2 tablespoons nonhydrogenated margarine or light olive oil
2 large leeks, white parts only, chopped and well rinsed
1 small red bell pepper, finely diced
4 matzos, broken
4 medium potatoes, baked or microwaved, then peeled, and sliced
3/4 cup organic low-fat milk or soymilk
Salt and freshly ground pepper to taste
1 cup grated mild white cheese, such as Monterey Jack or Muenster,
preferably organic, or substitute soy cheese
Minced chives or scallions for topping

1. Preheat the oven to 350*F (175*C).
2. Heat the margarine in a medium-sized skillet. Add the leeks and saute, covered, until they are wilted. Add the red pepper and saute another 5 minutes.
3. In the meantime, combine the matzos with 1 cup of hot water in a bowl and soak for 3 to 5 minutes until soft. Drain and squeeze out excess water with hands.

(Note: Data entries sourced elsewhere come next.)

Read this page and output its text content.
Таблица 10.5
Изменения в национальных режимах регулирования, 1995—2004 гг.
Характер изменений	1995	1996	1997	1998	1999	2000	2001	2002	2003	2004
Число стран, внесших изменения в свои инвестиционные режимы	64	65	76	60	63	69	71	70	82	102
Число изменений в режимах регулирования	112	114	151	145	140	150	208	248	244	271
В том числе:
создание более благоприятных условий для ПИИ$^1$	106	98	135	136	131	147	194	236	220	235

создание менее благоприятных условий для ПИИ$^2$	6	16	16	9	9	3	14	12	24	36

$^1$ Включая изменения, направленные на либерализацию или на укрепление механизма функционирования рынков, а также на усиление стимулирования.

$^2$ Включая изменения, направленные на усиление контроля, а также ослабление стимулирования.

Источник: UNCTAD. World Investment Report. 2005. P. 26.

4. Combine the leek mixture and matzos with all the remaining ingredients except cheese and chives in a mixing bowl. Stir together until thoroughly mixed. Pour into an oiled, shallow 2-quart casserole. A round dish is particularly attractive. Sprinkle the cheese over the top, followed by the chives. Bake for 35 to 40 minutes, or until the top is golden. Let stand for 5 to 10 minutes, then cut into squares or wedges to serve.